While Teller and Woodley are certainly the power couple of The Spectacular Now, the supporting cast puts in work that is just as solid.  Brie Larson (21 Jump Street) does a great job as Cassidy, Sutter’s ex-girlfriend who loses interest in his lack of control and conviction, Jennifer Jason Leigh (The Machinist) and Mary Elizabeth Winstead (Scott Pilgrim vs. the World) give heartfelt performances as his mother Sara and sister Holly, and Bob Odenkirk (Breaking Bad) and Andre Royo (The Wire) also do good work in their small mentorly parts as his boss and geometry teacher, respectively.  However, the standout amongst the supporting cast, and perhaps the most surprising performance of the film, is Kyle Chandler as Sutter’s deadbeat father Tommy.  After seeing Chandler as the all-together All-American in Super 8, Zero Dark Thirty, and especially Friday Night Lights, having him play a man who is barely keeping himself together is alarming and affecting to see.  His fatherly stutters become the tics of an addict, and his strong voice becomes one not of wise conviction but of desperate reassurance.  Abandoning his family in the wake of an affair, Tommy is startling figure for his son, a Sutter-Yet-To-Be that even shares his “Live for the Now” mantra but for all the wrong reasons.  He’s only on screen for a short time, but Chandler’s performance here is one of the strongest of his career.

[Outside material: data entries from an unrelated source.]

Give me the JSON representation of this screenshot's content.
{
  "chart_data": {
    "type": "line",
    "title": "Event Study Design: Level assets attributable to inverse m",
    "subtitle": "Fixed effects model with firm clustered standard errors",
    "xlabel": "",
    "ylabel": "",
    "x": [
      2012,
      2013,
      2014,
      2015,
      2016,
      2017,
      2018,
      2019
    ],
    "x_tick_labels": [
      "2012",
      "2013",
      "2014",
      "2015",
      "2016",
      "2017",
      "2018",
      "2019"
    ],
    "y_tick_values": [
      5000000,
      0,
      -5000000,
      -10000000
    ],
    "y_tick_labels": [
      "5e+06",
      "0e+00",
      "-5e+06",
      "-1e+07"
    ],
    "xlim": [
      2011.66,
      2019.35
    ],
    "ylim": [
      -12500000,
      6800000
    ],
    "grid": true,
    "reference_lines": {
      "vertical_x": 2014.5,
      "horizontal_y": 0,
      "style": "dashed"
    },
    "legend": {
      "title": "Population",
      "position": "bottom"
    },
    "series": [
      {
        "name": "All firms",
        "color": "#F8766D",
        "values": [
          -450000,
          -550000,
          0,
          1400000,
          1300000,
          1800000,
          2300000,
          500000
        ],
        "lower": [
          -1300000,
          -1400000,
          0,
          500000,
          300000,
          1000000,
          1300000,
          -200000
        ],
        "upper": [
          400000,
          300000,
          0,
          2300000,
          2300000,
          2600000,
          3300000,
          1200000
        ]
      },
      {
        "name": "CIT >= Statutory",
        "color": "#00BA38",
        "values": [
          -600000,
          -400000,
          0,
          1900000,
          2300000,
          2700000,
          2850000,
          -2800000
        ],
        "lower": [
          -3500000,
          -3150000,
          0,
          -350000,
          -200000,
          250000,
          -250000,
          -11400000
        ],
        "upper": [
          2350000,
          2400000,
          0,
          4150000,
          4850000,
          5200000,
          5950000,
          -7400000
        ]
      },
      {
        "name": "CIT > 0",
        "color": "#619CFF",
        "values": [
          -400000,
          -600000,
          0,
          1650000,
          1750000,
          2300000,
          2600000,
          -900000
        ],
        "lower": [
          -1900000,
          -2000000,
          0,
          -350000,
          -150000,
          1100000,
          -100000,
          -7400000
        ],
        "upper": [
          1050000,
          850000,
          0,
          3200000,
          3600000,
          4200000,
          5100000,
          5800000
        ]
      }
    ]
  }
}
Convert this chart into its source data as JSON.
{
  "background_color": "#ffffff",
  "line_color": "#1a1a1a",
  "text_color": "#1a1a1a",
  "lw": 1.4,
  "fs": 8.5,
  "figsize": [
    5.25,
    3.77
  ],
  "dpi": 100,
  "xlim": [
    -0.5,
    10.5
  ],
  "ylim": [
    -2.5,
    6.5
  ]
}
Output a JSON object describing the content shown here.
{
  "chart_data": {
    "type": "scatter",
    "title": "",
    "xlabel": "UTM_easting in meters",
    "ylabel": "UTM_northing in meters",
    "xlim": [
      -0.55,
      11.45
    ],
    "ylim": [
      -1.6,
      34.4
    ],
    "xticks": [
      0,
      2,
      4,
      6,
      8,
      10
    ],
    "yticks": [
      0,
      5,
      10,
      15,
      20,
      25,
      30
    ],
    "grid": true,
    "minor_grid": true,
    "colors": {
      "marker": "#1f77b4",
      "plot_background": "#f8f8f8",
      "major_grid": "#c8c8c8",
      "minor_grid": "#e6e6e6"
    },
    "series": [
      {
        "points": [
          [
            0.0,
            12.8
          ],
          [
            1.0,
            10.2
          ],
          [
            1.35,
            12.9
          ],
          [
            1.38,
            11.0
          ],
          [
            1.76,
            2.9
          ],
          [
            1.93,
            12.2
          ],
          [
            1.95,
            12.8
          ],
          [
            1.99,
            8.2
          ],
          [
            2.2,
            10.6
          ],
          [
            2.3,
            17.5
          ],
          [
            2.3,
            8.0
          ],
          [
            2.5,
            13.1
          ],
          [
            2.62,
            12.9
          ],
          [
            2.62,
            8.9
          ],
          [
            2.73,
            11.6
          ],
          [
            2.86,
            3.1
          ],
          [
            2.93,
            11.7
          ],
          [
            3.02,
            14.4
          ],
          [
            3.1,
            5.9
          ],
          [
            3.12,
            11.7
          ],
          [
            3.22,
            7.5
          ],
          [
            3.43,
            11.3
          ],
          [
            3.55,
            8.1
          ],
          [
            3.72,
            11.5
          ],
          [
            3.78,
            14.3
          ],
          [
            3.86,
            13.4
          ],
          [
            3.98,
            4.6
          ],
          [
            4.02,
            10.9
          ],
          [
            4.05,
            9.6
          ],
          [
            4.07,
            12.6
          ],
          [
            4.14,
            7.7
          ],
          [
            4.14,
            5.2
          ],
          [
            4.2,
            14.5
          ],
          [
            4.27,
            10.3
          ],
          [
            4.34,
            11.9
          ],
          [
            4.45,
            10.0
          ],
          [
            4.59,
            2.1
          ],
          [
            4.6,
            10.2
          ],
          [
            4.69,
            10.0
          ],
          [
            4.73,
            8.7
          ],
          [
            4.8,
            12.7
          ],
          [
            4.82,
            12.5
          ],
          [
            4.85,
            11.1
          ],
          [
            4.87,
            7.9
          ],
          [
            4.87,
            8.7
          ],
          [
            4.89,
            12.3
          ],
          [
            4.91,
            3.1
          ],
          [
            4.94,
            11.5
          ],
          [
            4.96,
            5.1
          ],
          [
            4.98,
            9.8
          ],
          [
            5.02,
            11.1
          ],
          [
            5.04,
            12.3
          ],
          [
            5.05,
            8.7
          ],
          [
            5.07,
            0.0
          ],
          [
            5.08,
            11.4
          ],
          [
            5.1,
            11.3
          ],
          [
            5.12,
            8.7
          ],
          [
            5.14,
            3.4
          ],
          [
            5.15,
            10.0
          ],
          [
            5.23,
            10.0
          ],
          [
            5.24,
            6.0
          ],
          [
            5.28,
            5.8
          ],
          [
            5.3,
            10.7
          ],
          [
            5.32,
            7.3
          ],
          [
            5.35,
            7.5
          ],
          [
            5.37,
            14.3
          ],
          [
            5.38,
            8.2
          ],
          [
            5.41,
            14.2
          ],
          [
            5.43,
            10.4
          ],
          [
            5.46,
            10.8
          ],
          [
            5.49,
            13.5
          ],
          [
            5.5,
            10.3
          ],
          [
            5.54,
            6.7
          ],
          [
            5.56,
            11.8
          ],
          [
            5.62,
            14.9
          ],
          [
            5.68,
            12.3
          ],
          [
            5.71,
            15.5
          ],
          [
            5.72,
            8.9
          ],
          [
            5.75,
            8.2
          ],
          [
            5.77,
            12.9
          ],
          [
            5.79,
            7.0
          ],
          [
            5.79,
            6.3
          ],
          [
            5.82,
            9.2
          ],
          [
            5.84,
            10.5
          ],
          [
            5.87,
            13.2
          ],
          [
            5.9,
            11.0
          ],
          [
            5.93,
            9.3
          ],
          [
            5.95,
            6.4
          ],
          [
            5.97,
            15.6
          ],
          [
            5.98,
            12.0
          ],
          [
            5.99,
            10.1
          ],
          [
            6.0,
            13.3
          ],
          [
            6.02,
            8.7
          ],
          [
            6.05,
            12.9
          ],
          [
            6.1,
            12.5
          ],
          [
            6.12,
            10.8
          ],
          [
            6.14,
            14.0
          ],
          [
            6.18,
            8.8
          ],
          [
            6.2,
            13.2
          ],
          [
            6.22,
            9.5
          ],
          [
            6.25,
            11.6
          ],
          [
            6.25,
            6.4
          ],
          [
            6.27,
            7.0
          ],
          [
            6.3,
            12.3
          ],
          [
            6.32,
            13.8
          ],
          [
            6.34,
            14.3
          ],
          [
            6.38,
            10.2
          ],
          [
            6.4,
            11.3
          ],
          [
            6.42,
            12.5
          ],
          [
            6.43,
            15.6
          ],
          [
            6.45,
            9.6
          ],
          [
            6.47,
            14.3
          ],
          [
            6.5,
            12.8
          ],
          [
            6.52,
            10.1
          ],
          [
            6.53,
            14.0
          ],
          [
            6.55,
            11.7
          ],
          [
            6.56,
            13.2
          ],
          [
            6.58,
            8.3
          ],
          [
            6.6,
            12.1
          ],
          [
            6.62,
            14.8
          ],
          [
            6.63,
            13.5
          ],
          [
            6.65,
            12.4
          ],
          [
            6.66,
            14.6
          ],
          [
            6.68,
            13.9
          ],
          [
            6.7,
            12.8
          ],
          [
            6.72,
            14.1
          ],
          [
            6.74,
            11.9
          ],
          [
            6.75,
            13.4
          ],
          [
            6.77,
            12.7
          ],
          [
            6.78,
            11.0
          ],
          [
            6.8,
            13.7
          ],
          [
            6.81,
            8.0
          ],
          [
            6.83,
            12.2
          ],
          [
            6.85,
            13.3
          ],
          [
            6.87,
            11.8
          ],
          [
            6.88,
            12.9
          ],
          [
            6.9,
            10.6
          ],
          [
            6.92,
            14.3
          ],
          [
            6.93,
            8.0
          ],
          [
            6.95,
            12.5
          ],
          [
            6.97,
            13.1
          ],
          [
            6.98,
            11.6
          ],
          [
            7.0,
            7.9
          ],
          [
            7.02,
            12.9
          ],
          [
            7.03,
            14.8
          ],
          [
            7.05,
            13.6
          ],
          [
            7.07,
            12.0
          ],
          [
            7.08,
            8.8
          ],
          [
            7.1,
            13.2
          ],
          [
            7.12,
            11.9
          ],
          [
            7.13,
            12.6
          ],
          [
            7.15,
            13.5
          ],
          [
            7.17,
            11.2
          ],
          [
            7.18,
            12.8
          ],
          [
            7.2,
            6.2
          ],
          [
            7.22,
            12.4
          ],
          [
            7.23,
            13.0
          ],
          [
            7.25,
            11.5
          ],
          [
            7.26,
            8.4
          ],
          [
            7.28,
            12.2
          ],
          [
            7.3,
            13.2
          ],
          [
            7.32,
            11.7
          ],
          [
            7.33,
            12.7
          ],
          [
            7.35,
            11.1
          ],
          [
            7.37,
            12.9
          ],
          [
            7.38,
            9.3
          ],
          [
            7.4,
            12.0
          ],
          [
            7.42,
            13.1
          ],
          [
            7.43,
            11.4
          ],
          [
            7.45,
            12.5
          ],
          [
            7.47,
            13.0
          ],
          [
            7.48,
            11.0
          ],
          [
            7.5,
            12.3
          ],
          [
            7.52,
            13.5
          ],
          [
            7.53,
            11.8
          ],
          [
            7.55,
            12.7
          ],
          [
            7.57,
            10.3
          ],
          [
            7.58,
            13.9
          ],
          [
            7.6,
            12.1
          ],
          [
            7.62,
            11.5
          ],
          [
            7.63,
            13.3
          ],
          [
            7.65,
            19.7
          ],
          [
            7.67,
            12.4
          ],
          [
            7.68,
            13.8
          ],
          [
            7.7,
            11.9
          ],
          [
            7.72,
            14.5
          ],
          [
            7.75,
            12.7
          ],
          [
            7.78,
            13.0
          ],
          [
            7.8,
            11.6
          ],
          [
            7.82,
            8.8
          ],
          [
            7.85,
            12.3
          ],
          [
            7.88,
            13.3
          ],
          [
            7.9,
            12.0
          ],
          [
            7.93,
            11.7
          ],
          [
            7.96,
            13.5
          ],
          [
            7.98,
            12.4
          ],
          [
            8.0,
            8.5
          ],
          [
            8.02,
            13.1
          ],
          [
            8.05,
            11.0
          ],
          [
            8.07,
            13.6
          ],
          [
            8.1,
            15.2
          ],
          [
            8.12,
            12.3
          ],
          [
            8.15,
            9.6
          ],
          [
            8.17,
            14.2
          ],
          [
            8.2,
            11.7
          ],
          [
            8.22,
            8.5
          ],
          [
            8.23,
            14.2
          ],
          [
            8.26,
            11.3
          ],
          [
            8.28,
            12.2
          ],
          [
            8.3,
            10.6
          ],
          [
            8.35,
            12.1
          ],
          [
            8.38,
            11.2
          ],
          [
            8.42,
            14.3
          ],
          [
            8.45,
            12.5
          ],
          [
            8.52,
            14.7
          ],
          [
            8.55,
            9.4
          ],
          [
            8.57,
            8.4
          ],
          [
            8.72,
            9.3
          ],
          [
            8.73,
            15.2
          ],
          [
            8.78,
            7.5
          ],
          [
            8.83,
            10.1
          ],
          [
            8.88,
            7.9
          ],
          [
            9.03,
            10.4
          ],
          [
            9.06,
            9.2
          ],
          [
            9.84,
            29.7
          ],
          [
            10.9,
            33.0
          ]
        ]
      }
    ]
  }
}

The closing moral of most high school movies, especially those with a heavy romantic subplot, is that love is forever, that if you declare your love for your crush at prom or at graduation or at a gas station on the side of the road you’ll get to ride out into the sunset on a “happily ever after”.  In The Spectacular Now, said moral is eschewed in favor of something a bit more disheartening but a lot more realistic; love moves on.  Considering the track record of the creators (Ponsoldt first directed the alcoholic drama Smashed, also starring Winstead, and Neustadter and Weber wrote the indie anti-rom-com (500) Days of Summer) the film’s outcome is hardly surprising, but it is refreshing and at the very least thoughtful.  There are very few clean endings in life, especially when it comes to the transition from childhood to adulthood, and while Sutter ends the film thinking that he has it all figured out, we as the audience know that he still has a long way to go.  It’s an honest ending, somewhat hopefully but not entirely optimistic, and I think it’s the right one for this story.  On the whole, The Spectacular Now is arguably one of the best dramas of the year, heartfelt and heartbreaking, with some great writing and astounding performances.  It’s a perfectly authentic slice of life, with all the kisses and bruises left intact.